Lo scorso aprile, in seguito al ricorso di Arnaldo Cestaro, manifestante veneto brutalizzato dalle forze dell’ordine che all’epoca dei fatti aveva 62 anni, la Corte europea dei diritti umani ha condannato l’Italia a risarcire il settantacinquenne con 45.000 Euro, deplorando quanto accaduto a Genova, affermando che lo Stato italiano ha violato l’Articolo 3 della convenzione sui diritti dell’uomo, che recita: “Nessuno può essere sottoposto a tortura né a pene o trattamenti inumani o degradanti”; la Corte di Strasburgo, che dovrà esaminare altri due ricorsi presentati per quanto accaduto a Bolzaneto, ha inoltre biasimato il nostro Paese per il fatto che gli autori della “macelleria messicana” sono rimasti impuniti, sollecitandolo a promulgare una legge sulla tortura, reato assente nel nostro ordinamento.
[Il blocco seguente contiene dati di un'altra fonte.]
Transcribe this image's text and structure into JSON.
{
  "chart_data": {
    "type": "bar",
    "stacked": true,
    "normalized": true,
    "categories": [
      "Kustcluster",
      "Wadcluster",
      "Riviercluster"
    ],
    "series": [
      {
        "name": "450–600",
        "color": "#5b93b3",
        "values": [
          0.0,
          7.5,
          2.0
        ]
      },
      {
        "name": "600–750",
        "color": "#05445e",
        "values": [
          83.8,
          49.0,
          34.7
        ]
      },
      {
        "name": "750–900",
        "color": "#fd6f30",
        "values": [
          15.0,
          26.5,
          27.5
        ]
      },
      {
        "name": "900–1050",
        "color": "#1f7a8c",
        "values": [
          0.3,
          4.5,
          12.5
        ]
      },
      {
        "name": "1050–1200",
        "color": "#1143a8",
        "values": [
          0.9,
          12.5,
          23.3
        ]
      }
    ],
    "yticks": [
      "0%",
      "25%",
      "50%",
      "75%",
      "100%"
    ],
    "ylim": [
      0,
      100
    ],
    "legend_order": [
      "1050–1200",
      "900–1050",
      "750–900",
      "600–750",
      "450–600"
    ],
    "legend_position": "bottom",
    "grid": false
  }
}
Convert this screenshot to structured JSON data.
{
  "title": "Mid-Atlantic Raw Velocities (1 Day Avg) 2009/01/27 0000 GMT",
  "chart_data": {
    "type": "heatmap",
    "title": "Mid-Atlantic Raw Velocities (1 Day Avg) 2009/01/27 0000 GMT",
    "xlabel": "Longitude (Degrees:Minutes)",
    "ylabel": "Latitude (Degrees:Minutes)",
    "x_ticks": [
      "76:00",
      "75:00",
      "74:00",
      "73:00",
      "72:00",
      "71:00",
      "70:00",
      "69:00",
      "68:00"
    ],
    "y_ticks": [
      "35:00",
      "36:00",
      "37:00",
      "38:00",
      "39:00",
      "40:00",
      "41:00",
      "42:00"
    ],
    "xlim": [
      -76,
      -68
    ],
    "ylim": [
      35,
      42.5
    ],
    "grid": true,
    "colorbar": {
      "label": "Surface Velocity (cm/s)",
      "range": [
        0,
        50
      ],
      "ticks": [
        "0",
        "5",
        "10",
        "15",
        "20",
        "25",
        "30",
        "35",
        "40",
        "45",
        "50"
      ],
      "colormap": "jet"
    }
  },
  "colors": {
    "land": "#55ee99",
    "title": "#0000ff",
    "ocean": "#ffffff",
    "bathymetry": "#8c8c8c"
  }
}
Come possiamo leggere sul sito di Amnesty International Italia: “La Convenzione delle Nazioni Unite contro la tortura del 1984, ratificata dal nostro Paese nel 1988, prevede che ogni Stato si adoperi per perseguire penalmente quegli atti di tortura delineati all’articolo 1 della Convenzione stessa”.
Senato e Camera discutono la questione da 5 legislature, con un rimpallo continuo: il 5 marzo del 2014 il Senato, con voto quasi unanime, ha approvato un testo unificato sul reato di tortura.
Il 9 aprile 2015 la Camera dei deputati ha approvato con modificazioni la proposta di legge C. 2168 (già approvata dal Senato), che introduce nel codice penale il reato di tortura, rispedendola al Senato.
Tuttavia si è scelto di modificare il testo approvato dalla Camera, rendendo necessario un altro passaggio parlamentare, che rende difficile l’approvazione di una legge prima della fine della legislatura.
Secondo Antonio Marchesi, presidente di Amnesty International Italia “Si è materializzato lo scenario peggiore […] E ciò è avvenuto allo scopo non di migliorare ma di peggiorare notevolmente il testo in discussione che, così com’è, è incompatibile con la Convenzione contro la tortura delle Nazioni Unite che l’Italia, in quanto stato parte, ha l’obbligo giuridico di rispettare. La riproposizione del famigerato emendamento che prevede la “reiterazione” quale condizione di esistenza della tortura è solo una delle modifiche peggiorative introdotte le quali, considerate nel loro complesso, fanno venire meno la fiducia nella reale volontà delle forze politiche presenti in Parlamento di porre fine a questa grave anomalia italiana in tema di diritti umani”.
Cosa dire? Francisco Goya sosteneva che il sonno della ragione genera mostri. Mi auguro un pronto risveglio da questa catalessi, ma non perché ce lo impone la Corte europea, bensì per il fatto che lo esige il buon senso, quella capacità naturale che dovrebbe permetterci di distinguere con una certa sicurezza il logico dall'illogico.